In PROMISE-2, 1,072 chronic migraine patients participated, 431 of whom had a dual diagnosis of chronic migraine and MOH. Participants were randomised to eptinezumab 100 mg, 300 mg, or placebo for 2 intravenous doses administered every 12 weeks. Eptinezumab is an anti-calcitonin gene-related peptide monoclonal antibody. MOH patients were equally distributed in these 3 groups. During the 28-day baseline period, MOH patients experienced a mean 16.7 migraine days.

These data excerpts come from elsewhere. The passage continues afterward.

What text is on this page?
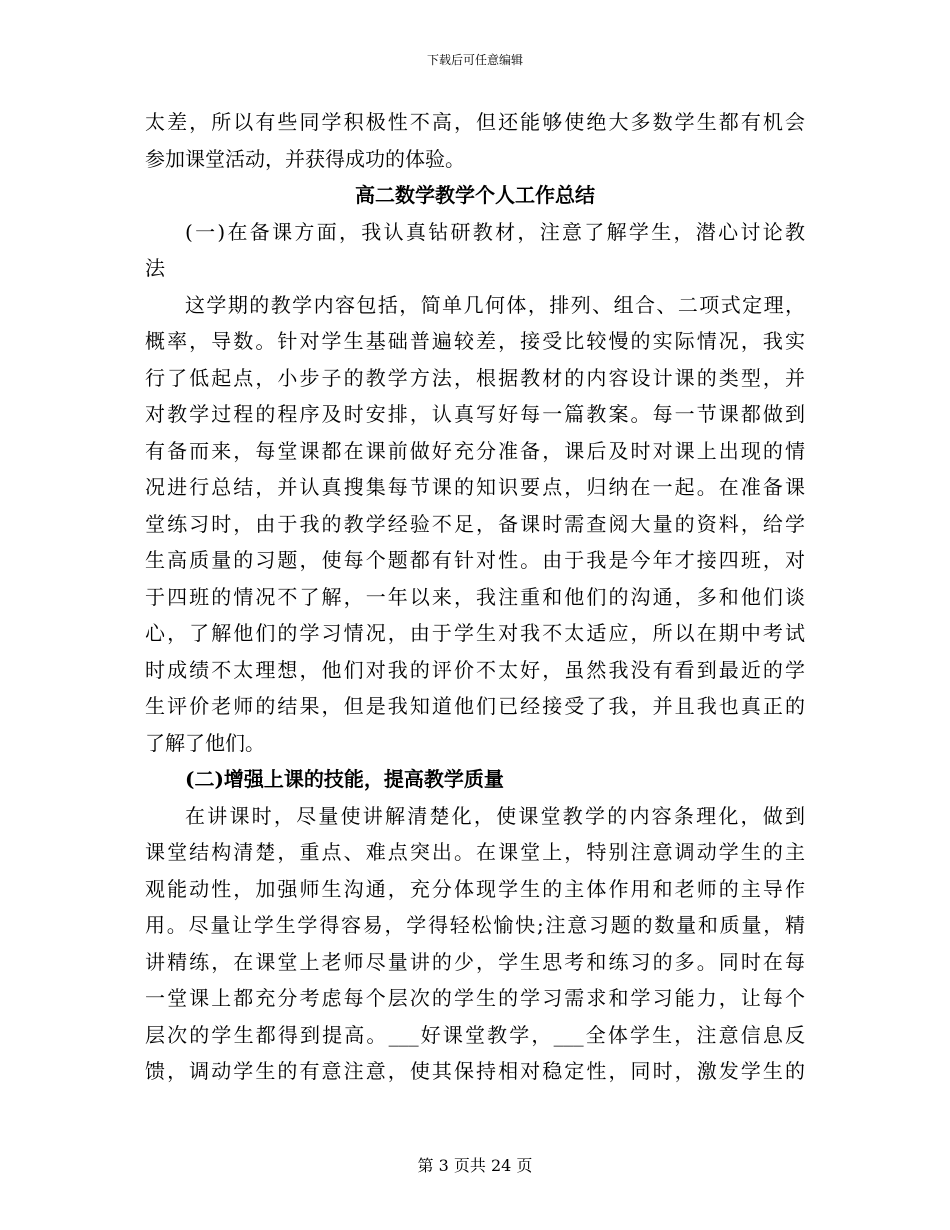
下载后可任意编辑
太差，所以有些同学积极性不高，但还能够使绝大多数学生都有机会
参加课堂活动，并获得成功的体验。
高二数学教学个人工作总结
(一)在备课方面，我认真钻研教材，注意了解学生，潜心讨论教
法
这学期的教学内容包括，简单几何体，排列、组合、二项式定理，
概率，导数。针对学生基础普遍较差，接受比较慢的实际情况，我实
行了低起点，小步子的教学方法，根据教材的内容设计课的类型，并
对教学过程的程序及时安排，认真写好每一篇教案。每一节课都做到
有备而来，每堂课都在课前做好充分准备，课后及时对课上出现的情
况进行总结，并认真搜集每节课的知识要点，归纳在一起。在准备课
堂练习时，由于我的教学经验不足，备课时需查阅大量的资料，给学
生高质量的习题，使每个题都有针对性。由于我是今年才接四班，对
于四班的情况不了解，一年以来，我注重和他们的沟通，多和他们谈
心，了解他们的学习情况，由于学生对我不太适应，所以在期中考试
时成绩不太理想，他们对我的评价不太好，虽然我没有看到最近的学
生评价老师的结果，但是我知道他们已经接受了我，并且我也真正的
了解了他们。
(二)增强上课的技能，提高教学质量
在讲课时，尽量使讲解清楚化，使课堂教学的内容条理化，做到
课堂结构清楚，重点、难点突出。在课堂上，特别注意调动学生的主
观能动性，加强师生沟通，充分体现学生的主体作用和老师的主导作
用。尽量让学生学得容易，学得轻松愉快;注意习题的数量和质量，精
讲精练，在课堂上老师尽量讲的少，学生思考和练习的多。同时在每
一堂课上都充分考虑每个层次的学生的学习需求和学习能力，让每个
层次的学生都得到提高。___好课堂教学，___全体学生，注意信息反
馈，调动学生的有意注意，使其保持相对稳定性，同时，激发学生的
第 3 页共 24 页
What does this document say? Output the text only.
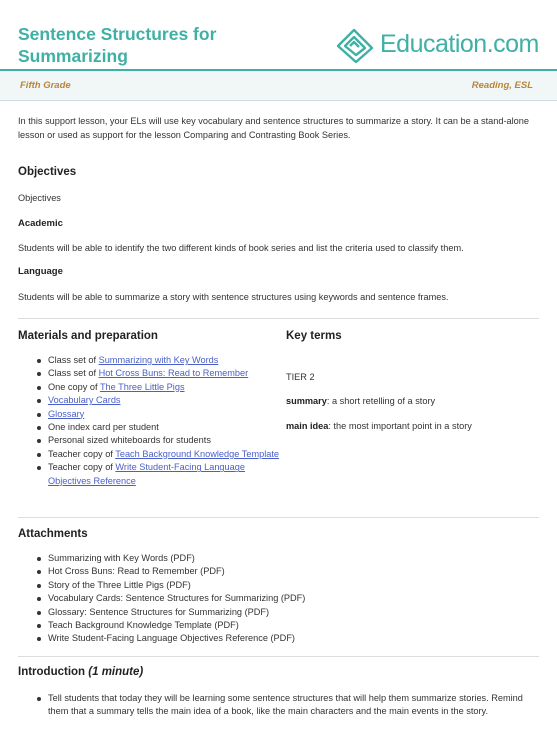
Sentence Structures for Summarizing	Education.com
Fifth Grade	Reading, ESL
In this support lesson, your ELs will use key vocabulary and sentence structures to summarize a story. It can be a stand-alone lesson or used as support for the lesson Comparing and Contrasting Book Series.
Objectives
Objectives
Academic
Students will be able to identify the two different kinds of book series and list the criteria used to classify them.
Language
Students will be able to summarize a story with sentence structures using keywords and sentence frames.
Materials and preparation
Class set of Summarizing with Key Words
Class set of Hot Cross Buns: Read to Remember
One copy of The Three Little Pigs
Vocabulary Cards
Glossary
One index card per student
Personal sized whiteboards for students
Teacher copy of Teach Background Knowledge Template
Teacher copy of Write Student-Facing Language Objectives Reference
Key terms
TIER 2
summary: a short retelling of a story
main idea: the most important point in a story
Attachments
Summarizing with Key Words (PDF)
Hot Cross Buns: Read to Remember (PDF)
Story of the Three Little Pigs (PDF)
Vocabulary Cards: Sentence Structures for Summarizing (PDF)
Glossary: Sentence Structures for Summarizing (PDF)
Teach Background Knowledge Template (PDF)
Write Student-Facing Language Objectives Reference (PDF)
Introduction (1 minute)
Tell students that today they will be learning some sentence structures that will help them summarize stories. Remind them that a summary tells the main idea of a book, like the main characters and the main events in the story.
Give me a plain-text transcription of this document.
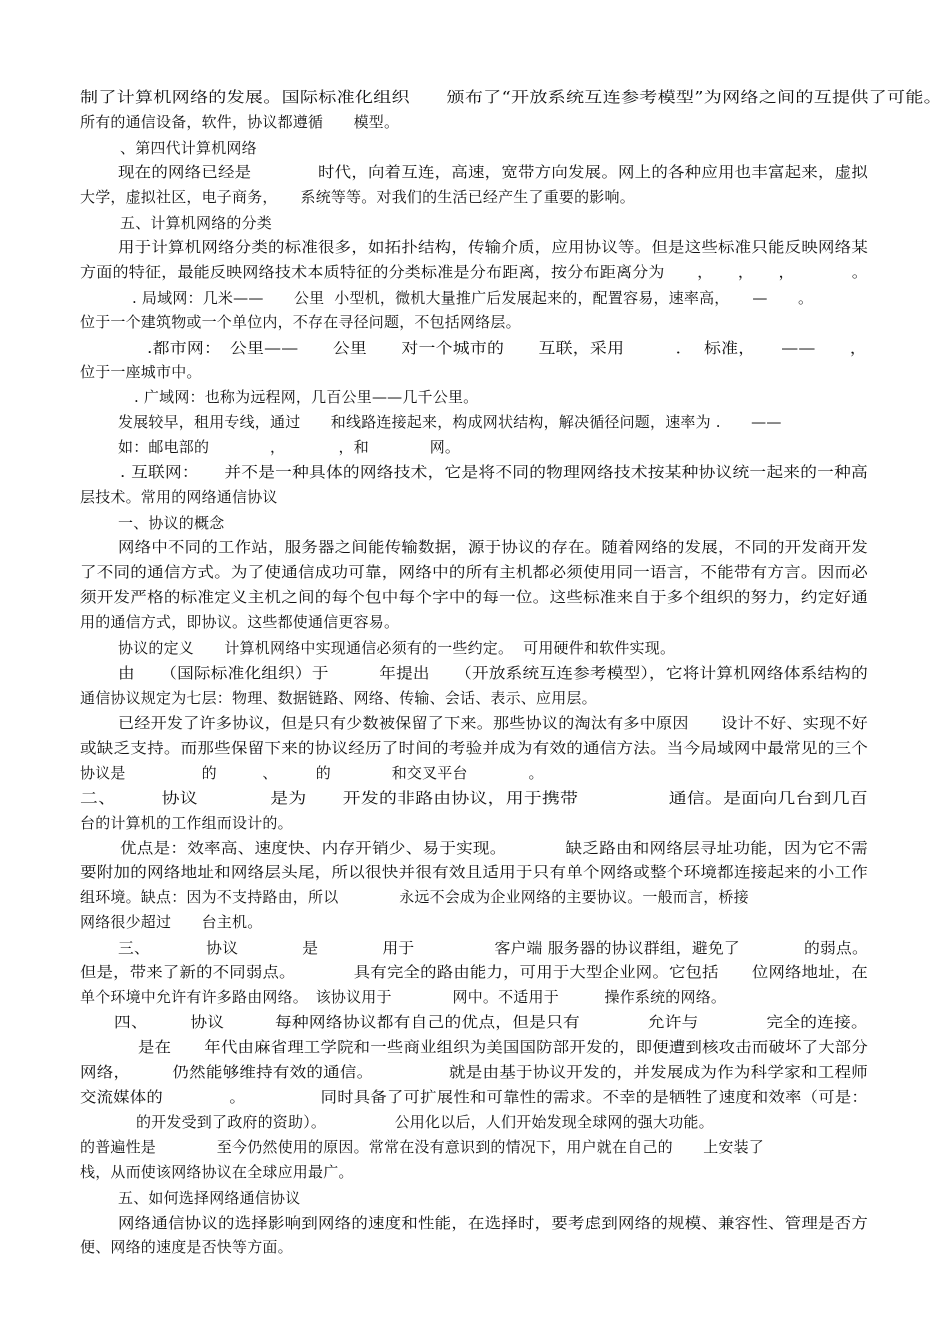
制了计算机网络的发展。国际标准化组织　　颁布了“开放系统互连参考模型”为网络之间的互提供了可能。
所有的通信设备，软件，协议都遵循　　模型。
、第四代计算机网络
现在的网络已经是　　　　时代，向着互连，高速，宽带方向发展。网上的各种应用也丰富起来，虚拟
大学，虚拟社区，电子商务，　　系统等等。对我们的生活已经产生了重要的影响。
五、计算机网络的分类
用于计算机网络分类的标准很多，如拓扑结构，传输介质，应用协议等。但是这些标准只能反映网络某
方面的特征，最能反映网络技术本质特征的分类标准是分布距离，按分布距离分为　　，　　，　　，　　　　。
. 局域网：几米——　　公里  小型机，微机大量推广后发展起来的，配置容易，速率高，　　—　　。
位于一个建筑物或一个单位内，不存在寻径问题，不包括网络层。
.都市网：　公里——　　公里　　对一个城市的　　互联，采用　　　．  标准，　　——　　，
位于一座城市中。
. 广域网：也称为远程网，几百公里——几千公里。
发展较早，租用专线，通过　　和线路连接起来，构成网状结构，解决循径问题，速率为 .　　——
如：邮电部的　　　　，　　　　，和　　　　网。
. 互联网：　　并不是一种具体的网络技术，它是将不同的物理网络技术按某种协议统一起来的一种高
层技术。常用的网络通信协议
一、协议的概念
网络中不同的工作站，服务器之间能传输数据，源于协议的存在。随着网络的发展，不同的开发商开发
了不同的通信方式。为了使通信成功可靠，网络中的所有主机都必须使用同一语言，不能带有方言。因而必
须开发严格的标准定义主机之间的每个包中每个字中的每一位。这些标准来自于多个组织的努力，约定好通
用的通信方式，即协议。这些都使通信更容易。
协议的定义　　计算机网络中实现通信必须有的一些约定。  可用硬件和软件实现。
由　　（国际标准化组织）于　　　年提出　　（开放系统互连参考模型），它将计算机网络体系结构的
通信协议规定为七层：物理、数据链路、网络、传输、会话、表示、应用层。
已经开发了许多协议，但是只有少数被保留了下来。那些协议的淘汰有多中原因　　设计不好、实现不好
或缺乏支持。而那些保留下来的协议经历了时间的考验并成为有效的通信方法。当今局域网中最常见的三个
协议是　　　　　的　　　、　　　的　　　　和交叉平台　　　　。
二、　　　协议　　　　是为　　开发的非路由协议，用于携带　　　　　通信。是面向几台到几百
台的计算机的工作组而设计的。
优点是：效率高、速度快、内存开销少、易于实现。　　　　缺乏路由和网络层寻址功能，因为它不需
要附加的网络地址和网络层头尾，所以很快并很有效且适用于只有单个网络或整个环境都连接起来的小工作
组环境。缺点：因为不支持路由，所以　　　　永远不会成为企业网络的主要协议。一般而言，桥接
网络很少超过　　台主机。
三、　　　　协议　　　　是　　　　用于　　　　　客户端 服务器的协议群组，避免了　　　　的弱点。
但是，带来了新的不同弱点。　　　　具有完全的路由能力，可用于大型企业网。它包括　　位网络地址，在
单个环境中允许有许多路由网络。　该协议用于　　　　网中。不适用于　　　操作系统的网络。
四、　　　协议　　　每种网络协议都有自己的优点，但是只有　　　　允许与　　　　完全的连接。
是在　　年代由麻省理工学院和一些商业组织为美国国防部开发的，即便遭到核攻击而破坏了大部分
网络，　　　仍然能够维持有效的通信。　　　　　就是由基于协议开发的，并发展成为作为科学家和工程师
交流媒体的　　　　。　　　　　同时具备了可扩展性和可靠性的需求。不幸的是牺牲了速度和效率（可是：
的开发受到了政府的资助）。　　　　　公用化以后，人们开始发现全球网的强大功能。
的普遍性是　　　　至今仍然使用的原因。常常在没有意识到的情况下，用户就在自己的　　上安装了
栈，从而使该网络协议在全球应用最广。
五、如何选择网络通信协议
网络通信协议的选择影响到网络的速度和性能，在选择时，要考虑到网络的规模、兼容性、管理是否方
便、网络的速度是否快等方面。
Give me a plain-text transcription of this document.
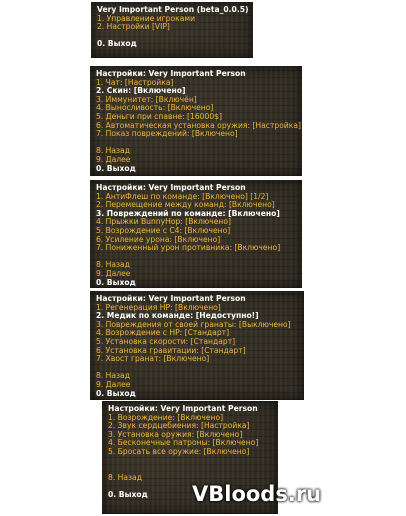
Very Important Person (beta_0.0.5)
1. Управление игроками
2. Настройки [VIP]
0. Выход
Настройки: Very Important Person
1. Чат: [Настройка]
2. Скин: [Включено]
3. Иммунитет: [Включён]
4. Выносливость: [Включено]
5. Деньги при спавне: [16000$]
6. Автоматическая установка оружия: [Настройка]
7. Показ повреждений: [Включено]
8. Назад
9. Далее
0. Выход
Настройки: Very Important Person
1. АнтиФлеш по команде: [Включено] [1/2]
2. Перемещение между команд: [Включено]
3. Повреждений по команде: [Включено]
4. Прыжки BunnyHop: [Включено]
5. Возрождение с С4: [Включено]
6. Усиление урона: [Включено]
7. Пониженный урон противника: [Включено]
8. Назад
9. Далее
0. Выход
Настройки: Very Important Person
1. Регенерация HP: [Включено]
2. Медик по команде: [Недоступно!]
3. Повреждения от своей гранаты: [Выключено]
4. Возрождение с HP: [Стандарт]
5. Установка скорости: [Стандарт]
6. Установка гравитации: [Стандарт]
7. Хвост гранат: [Включено]
8. Назад
9. Далее
0. Выход
Настройки: Very Important Person
1. Возрождение: [Включено]
2. Звук сердцебиения: [Настройка]
3. Установка оружия: [Включено]
4. Бесконечные патроны: [Включено]
5. Бросать все оружие: [Включено]
8. Назад
0. Выход	VBloods.ru
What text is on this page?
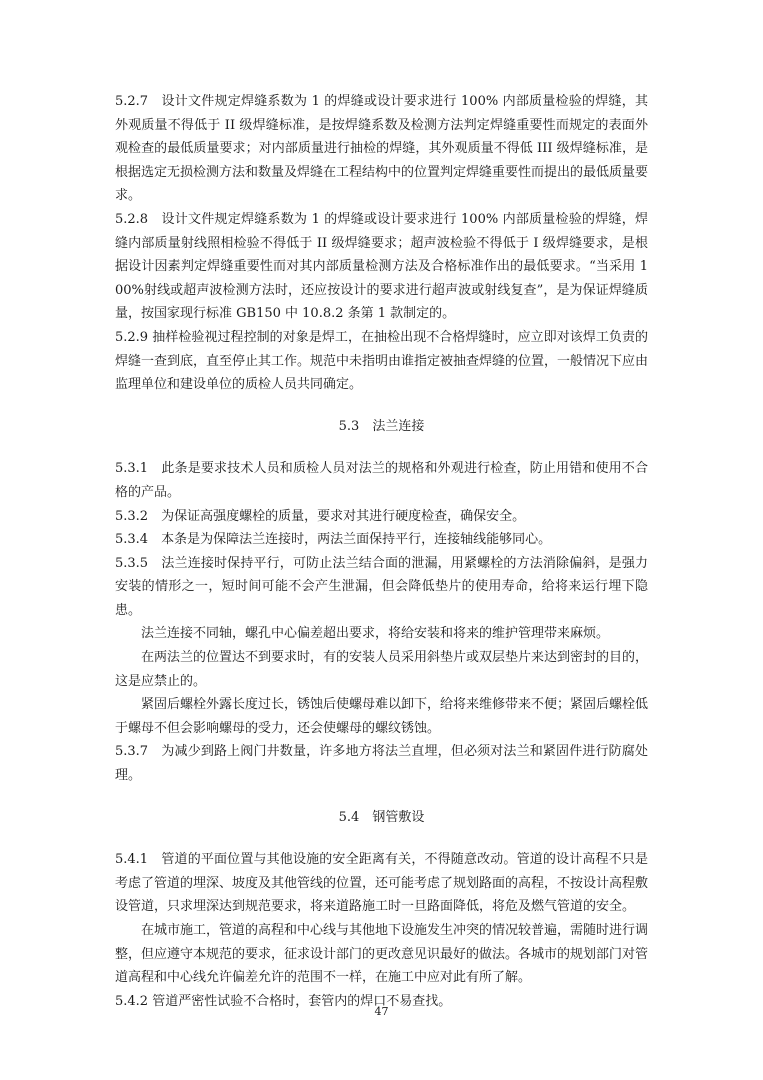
5.2.7　设计文件规定焊缝系数为 1 的焊缝或设计要求进行 100% 内部质量检验的焊缝，其外观质量不得低于 II 级焊缝标准，是按焊缝系数及检测方法判定焊缝重要性而规定的表面外观检查的最低质量要求；对内部质量进行抽检的焊缝，其外观质量不得低 III 级焊缝标准，是根据选定无损检测方法和数量及焊缝在工程结构中的位置判定焊缝重要性而提出的最低质量要求。

5.2.8　设计文件规定焊缝系数为 1 的焊缝或设计要求进行 100% 内部质量检验的焊缝，焊缝内部质量射线照相检验不得低于 II 级焊缝要求；超声波检验不得低于 I 级焊缝要求，是根据设计因素判定焊缝重要性而对其内部质量检测方法及合格标准作出的最低要求。“当采用 100%射线或超声波检测方法时，还应按设计的要求进行超声波或射线复查”，是为保证焊缝质量，按国家现行标准 GB150 中 10.8.2 条第 1 款制定的。

5.2.9 抽样检验视过程控制的对象是焊工，在抽检出现不合格焊缝时，应立即对该焊工负责的焊缝一查到底，直至停止其工作。规范中未指明由谁指定被抽查焊缝的位置，一般情况下应由监理单位和建设单位的质检人员共同确定。

5.3　法兰连接

5.3.1　此条是要求技术人员和质检人员对法兰的规格和外观进行检查，防止用错和使用不合格的产品。

5.3.2　为保证高强度螺栓的质量，要求对其进行硬度检查，确保安全。

5.3.4　本条是为保障法兰连接时，两法兰面保持平行，连接轴线能够同心。

5.3.5　法兰连接时保持平行，可防止法兰结合面的泄漏，用紧螺栓的方法消除偏斜，是强力安装的情形之一，短时间可能不会产生泄漏，但会降低垫片的使用寿命，给将来运行埋下隐患。

法兰连接不同轴，螺孔中心偏差超出要求，将给安装和将来的维护管理带来麻烦。

在两法兰的位置达不到要求时，有的安装人员采用斜垫片或双层垫片来达到密封的目的，这是应禁止的。

紧固后螺栓外露长度过长，锈蚀后使螺母难以卸下，给将来维修带来不便；紧固后螺栓低于螺母不但会影响螺母的受力，还会使螺母的螺纹锈蚀。

5.3.7　为减少到路上阀门井数量，许多地方将法兰直埋，但必须对法兰和紧固件进行防腐处理。

5.4　钢管敷设

5.4.1　管道的平面位置与其他设施的安全距离有关，不得随意改动。管道的设计高程不只是考虑了管道的埋深、坡度及其他管线的位置，还可能考虑了规划路面的高程，不按设计高程敷设管道，只求埋深达到规范要求，将来道路施工时一旦路面降低，将危及燃气管道的安全。

在城市施工，管道的高程和中心线与其他地下设施发生冲突的情况较普遍，需随时进行调整，但应遵守本规范的要求，征求设计部门的更改意见识最好的做法。各城市的规划部门对管道高程和中心线允许偏差允许的范围不一样，在施工中应对此有所了解。

5.4.2 管道严密性试验不合格时，套管内的焊口不易查找。

47
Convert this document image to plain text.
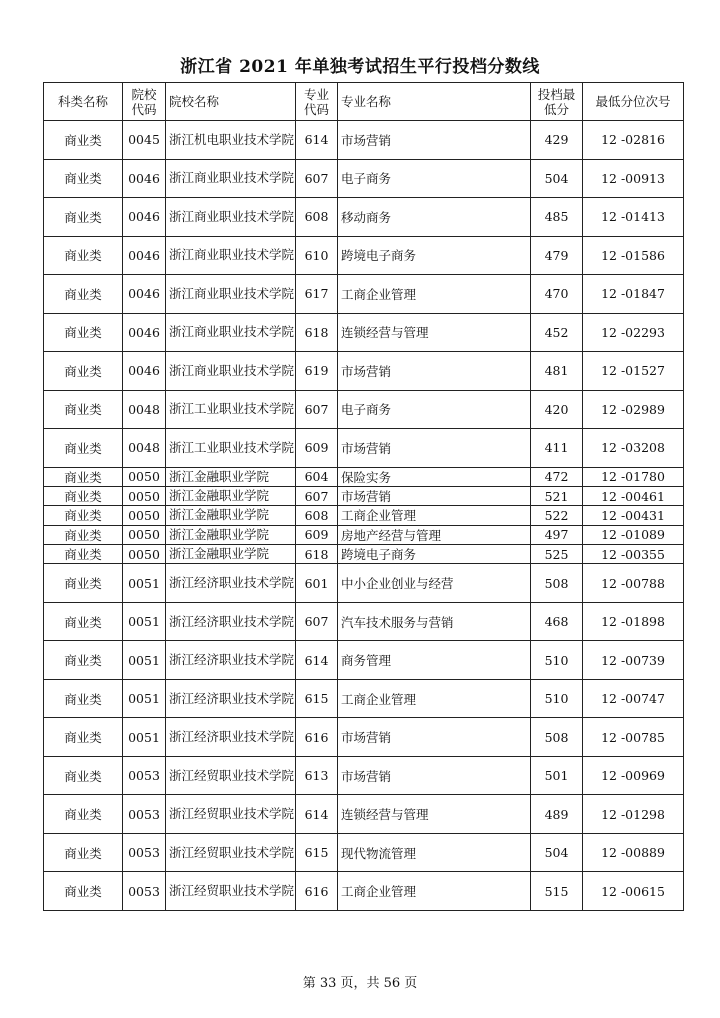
浙江省 2021 年单独考试招生平行投档分数线
科类名称	院校代码	院校名称	专业代码	专业名称	投档最低分	最低分位次号
商业类	0045	浙江机电职业技术学院	614	市场营销	429	12 -02816
商业类	0046	浙江商业职业技术学院	607	电子商务	504	12 -00913
商业类	0046	浙江商业职业技术学院	608	移动商务	485	12 -01413
商业类	0046	浙江商业职业技术学院	610	跨境电子商务	479	12 -01586
商业类	0046	浙江商业职业技术学院	617	工商企业管理	470	12 -01847
商业类	0046	浙江商业职业技术学院	618	连锁经营与管理	452	12 -02293
商业类	0046	浙江商业职业技术学院	619	市场营销	481	12 -01527
商业类	0048	浙江工业职业技术学院	607	电子商务	420	12 -02989
商业类	0048	浙江工业职业技术学院	609	市场营销	411	12 -03208
商业类	0050	浙江金融职业学院	604	保险实务	472	12 -01780
商业类	0050	浙江金融职业学院	607	市场营销	521	12 -00461
商业类	0050	浙江金融职业学院	608	工商企业管理	522	12 -00431
商业类	0050	浙江金融职业学院	609	房地产经营与管理	497	12 -01089
商业类	0050	浙江金融职业学院	618	跨境电子商务	525	12 -00355
商业类	0051	浙江经济职业技术学院	601	中小企业创业与经营	508	12 -00788
商业类	0051	浙江经济职业技术学院	607	汽车技术服务与营销	468	12 -01898
商业类	0051	浙江经济职业技术学院	614	商务管理	510	12 -00739
商业类	0051	浙江经济职业技术学院	615	工商企业管理	510	12 -00747
商业类	0051	浙江经济职业技术学院	616	市场营销	508	12 -00785
商业类	0053	浙江经贸职业技术学院	613	市场营销	501	12 -00969
商业类	0053	浙江经贸职业技术学院	614	连锁经营与管理	489	12 -01298
商业类	0053	浙江经贸职业技术学院	615	现代物流管理	504	12 -00889
商业类	0053	浙江经贸职业技术学院	616	工商企业管理	515	12 -00615
第 33 页，共 56 页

Efficacy of eptinezumab versus placebo on day 1 through 7 was lower with eptinezumab than placebo. On baseline, about 60% of participants experienced migraine; on day 1, this rate was 27.8% (100 mg); 30.1% (300 mg); and 45.5% (placebo). In all of the first 12 weeks of intervention, eptinezumab-treated patients experienced greater reductions in monthly migraine days (MMDs) than placebo patients (100 mg, -8.2; 300 mg, -8.5; placebo, -5.2). About twice as many patients in the eptinezumab groups were ≄50% (60.4%; 61.9%; 34.5%) or ≄75% migraine responders (27.3%; 29.9%; 14.5%). Results were similar during weeks 13-24.

  1. Diener H-C, et al. Abstract EPR1090, EAN 2020.